My dad has talked about how we, as a family, have learned that the relevant word in the phrase "special needs" is "special."  Julia was special in a deeply unique way, and though she required more help than "typical" children, she also taught us more in a short time than we ever expected.  We often remarked that Julia was a much easier baby than Natalie was, and her beautiful spirit filled our home.  We loved her deeply, and our deep grief honors her.  As C.S. Lewis wrote,

"To love at all is to be vulnerable. Love anything, and your heart will certainly be wrung and possibly broken. If you want to make sure of keeping it intact, you must give your heart to no one, not even to an animal. Wrap it carefully round with hobbies and little luxuries; avoid all entanglements; lock it up safe in the casket or coffin of your selfishness. But in that casket—safe, dark, motionless, airless—it will change. It will not be broken; it will become unbreakable, impenetrable, irredeemable. The alternative to tragedy, or at least to the risk of tragedy, is damnation.
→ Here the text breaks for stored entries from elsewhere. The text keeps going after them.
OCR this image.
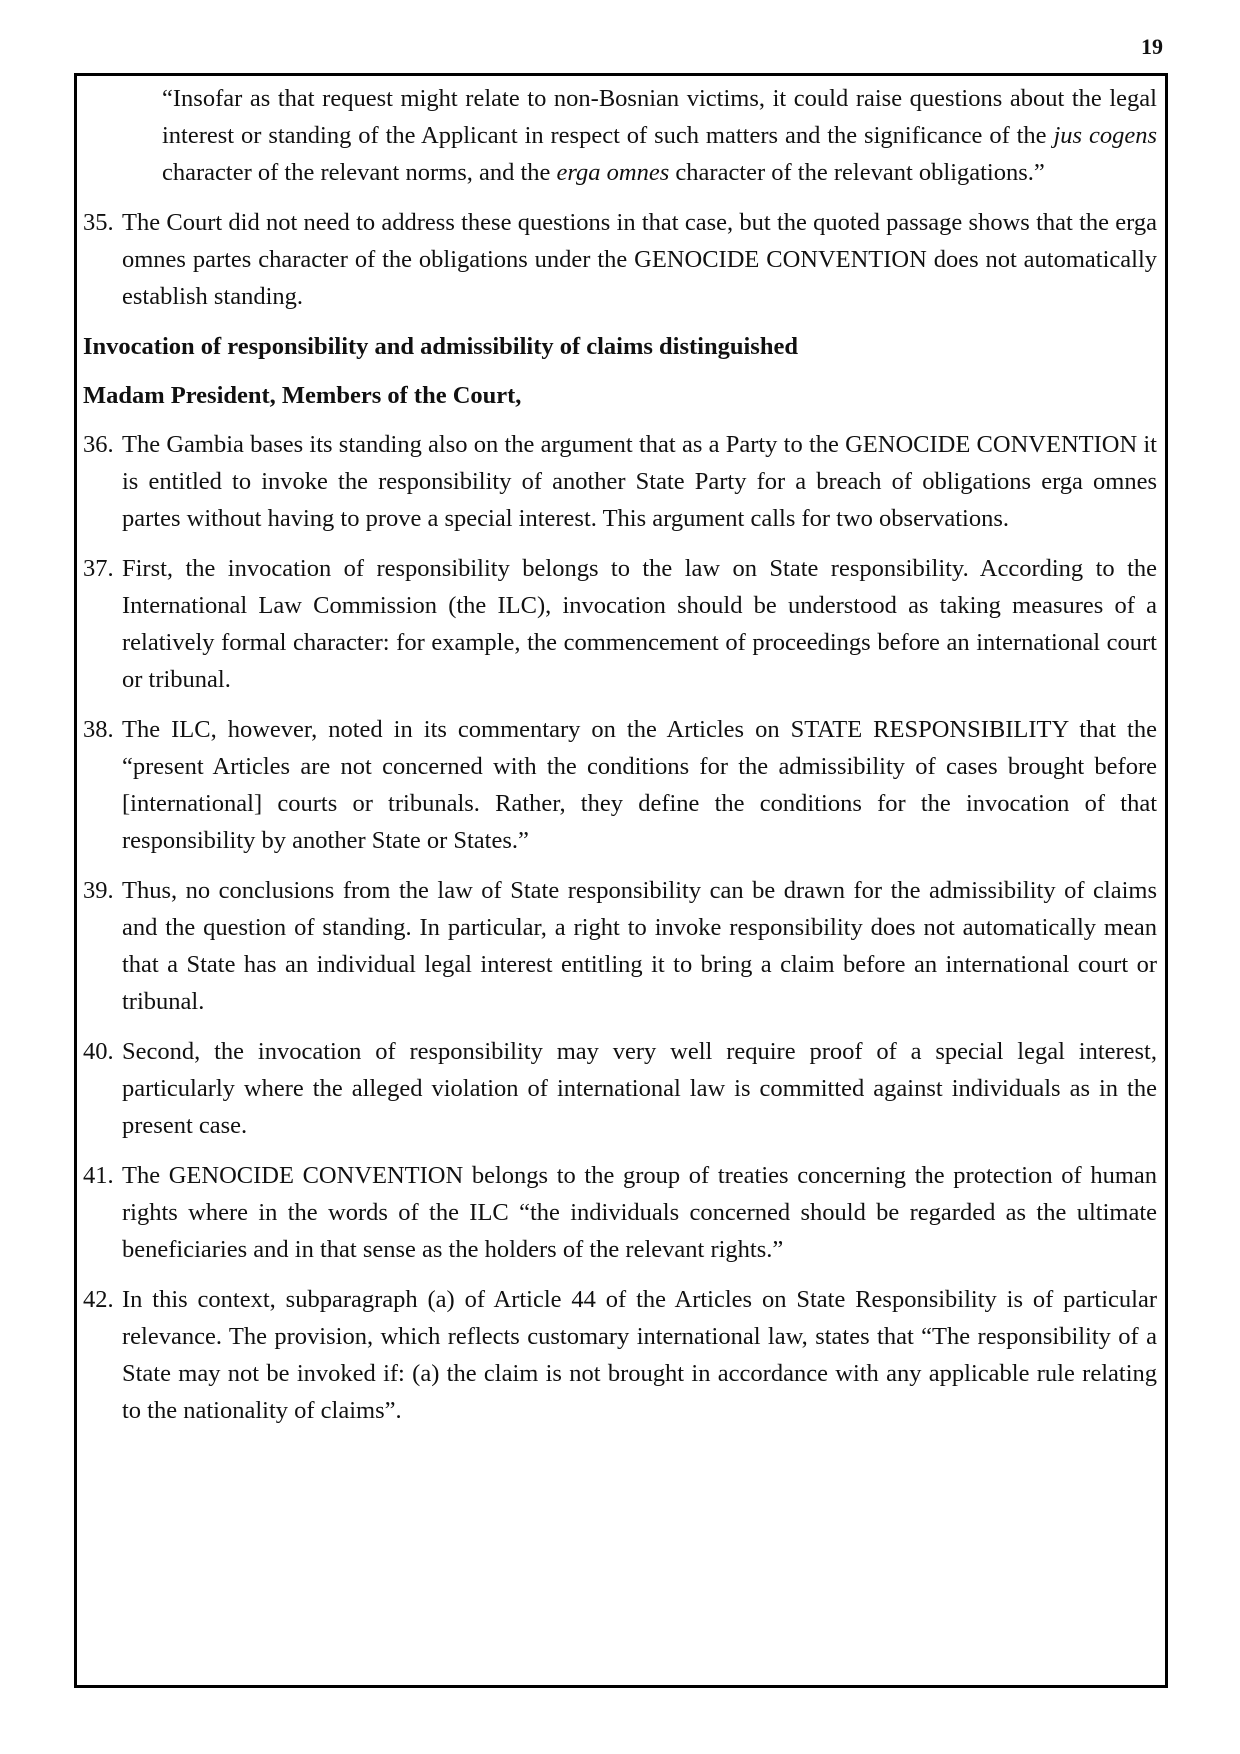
19

“Insofar as that request might relate to non-Bosnian victims, it could raise questions about the legal interest or standing of the Applicant in respect of such matters and the significance of the jus cogens character of the relevant norms, and the erga omnes character of the relevant obligations.”

35. The Court did not need to address these questions in that case, but the quoted passage shows that the erga omnes partes character of the obligations under the GENOCIDE CONVENTION does not automatically establish standing.

Invocation of responsibility and admissibility of claims distinguished

Madam President, Members of the Court,

36. The Gambia bases its standing also on the argument that as a Party to the GENOCIDE CONVENTION it is entitled to invoke the responsibility of another State Party for a breach of obligations erga omnes partes without having to prove a special interest. This argument calls for two observations.

37. First, the invocation of responsibility belongs to the law on State responsibility. According to the International Law Commission (the ILC), invocation should be understood as taking measures of a relatively formal character: for example, the commencement of proceedings before an international court or tribunal.

38. The ILC, however, noted in its commentary on the Articles on STATE RESPONSIBILITY that the “present Articles are not concerned with the conditions for the admissibility of cases brought before [international] courts or tribunals. Rather, they define the conditions for the invocation of that responsibility by another State or States.”

39. Thus, no conclusions from the law of State responsibility can be drawn for the admissibility of claims and the question of standing. In particular, a right to invoke responsibility does not automatically mean that a State has an individual legal interest entitling it to bring a claim before an international court or tribunal.

40. Second, the invocation of responsibility may very well require proof of a special legal interest, particularly where the alleged violation of international law is committed against individuals as in the present case.

41. The GENOCIDE CONVENTION belongs to the group of treaties concerning the protection of human rights where in the words of the ILC “the individuals concerned should be regarded as the ultimate beneficiaries and in that sense as the holders of the relevant rights.”

42. In this context, subparagraph (a) of Article 44 of the Articles on State Responsibility is of particular relevance. The provision, which reflects customary international law, states that “The responsibility of a State may not be invoked if: (a) the claim is not brought in accordance with any applicable rule relating to the nationality of claims”.
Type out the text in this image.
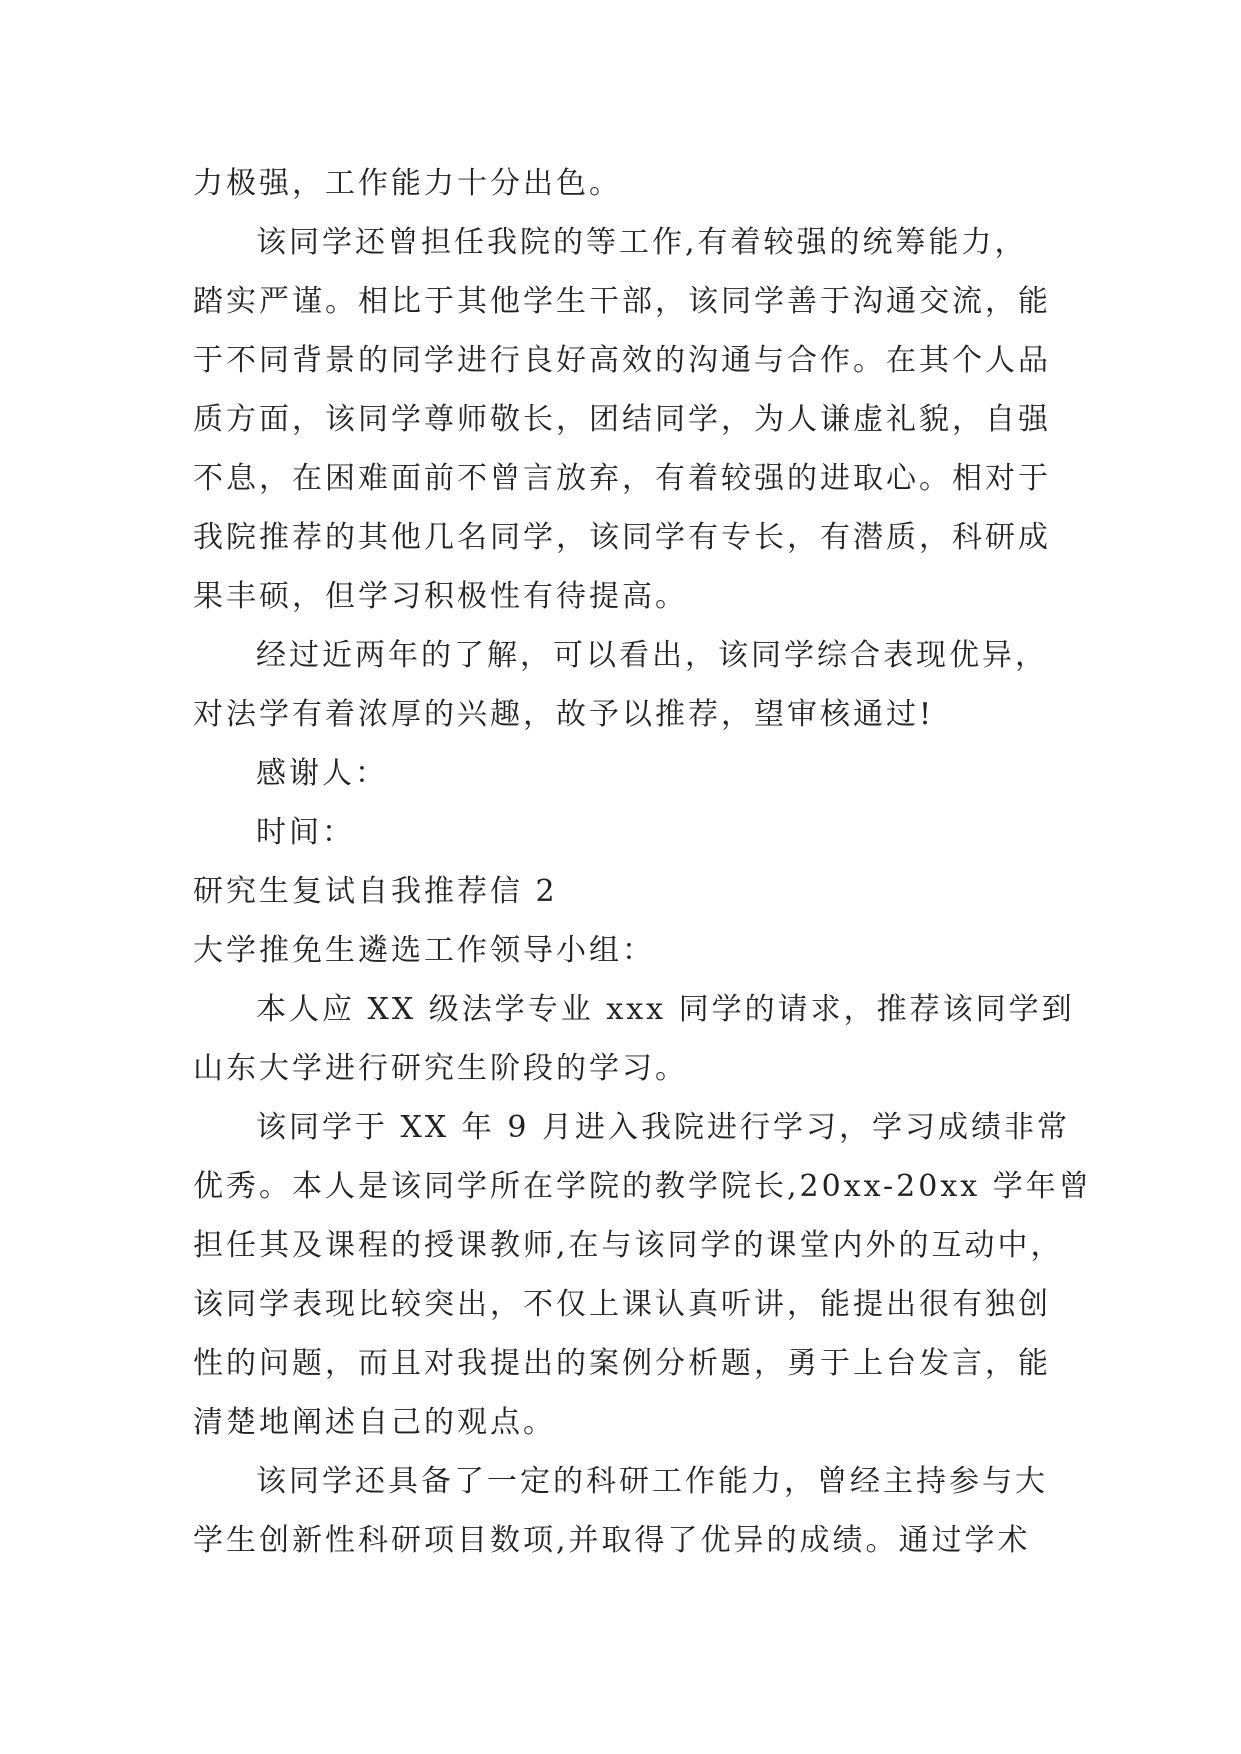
力极强，工作能力十分出色。
该同学还曾担任我院的等工作,有着较强的统筹能力，
踏实严谨。相比于其他学生干部，该同学善于沟通交流，能
于不同背景的同学进行良好高效的沟通与合作。在其个人品
质方面，该同学尊师敬长，团结同学，为人谦虚礼貌，自强
不息，在困难面前不曾言放弃，有着较强的进取心。相对于
我院推荐的其他几名同学，该同学有专长，有潜质，科研成
果丰硕，但学习积极性有待提高。
经过近两年的了解，可以看出，该同学综合表现优异，
对法学有着浓厚的兴趣，故予以推荐，望审核通过!
感谢人：
时间：
研究生复试自我推荐信 2
大学推免生遴选工作领导小组：
本人应 XX 级法学专业 xxx 同学的请求，推荐该同学到
山东大学进行研究生阶段的学习。
该同学于 XX 年 9 月进入我院进行学习，学习成绩非常
优秀。本人是该同学所在学院的教学院长,20xx-20xx 学年曾
担任其及课程的授课教师,在与该同学的课堂内外的互动中，
该同学表现比较突出，不仅上课认真听讲，能提出很有独创
性的问题，而且对我提出的案例分析题，勇于上台发言，能
清楚地阐述自己的观点。
该同学还具备了一定的科研工作能力，曾经主持参与大
学生创新性科研项目数项,并取得了优异的成绩。通过学术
The only place outside of heaven where you can be perfectly safe from all the dangers and perturbations of love is hell." (From "The Four Loves.")


Julia's life also impacted her sister for the better.  I was afraid of how Julia's needs might negatively affect Natalie.  However, there are scientific studies which show that siblings of children with special needs rate their lives more positively than children without those same special siblings.  Natalie misses Julia.  She asks where Julia is, and when we are going to get her back.  She tells me that she is taking her dolls to heaven "to see Jesus," and she tells us that she is sad.  Even though it is a painful lesson, Natalie knows, at two years of age, that heaven is the more pertinent reality than the shadow that is life on earth.

So, back to the question - don't I wish I had avoided all of this suffering?  No, not for a moment.  I don't get it, and I don't like that this has been our path - I've used the phrase "cosmic joke" several times - but I wouldn't trade my time with Julia for any easier path.  Suffering and difficulty strengthen us in unfathomable ways, and my perspective on what's truly important has been irrevocably changed.  So many of you have shared the miraculous ways in which Julia's life has impacted you…I could never wish any of that away.  

I can hear our beautiful wind chime, given in memory of Julia, ringing in the breeze.  Her sweet little spirit lives on.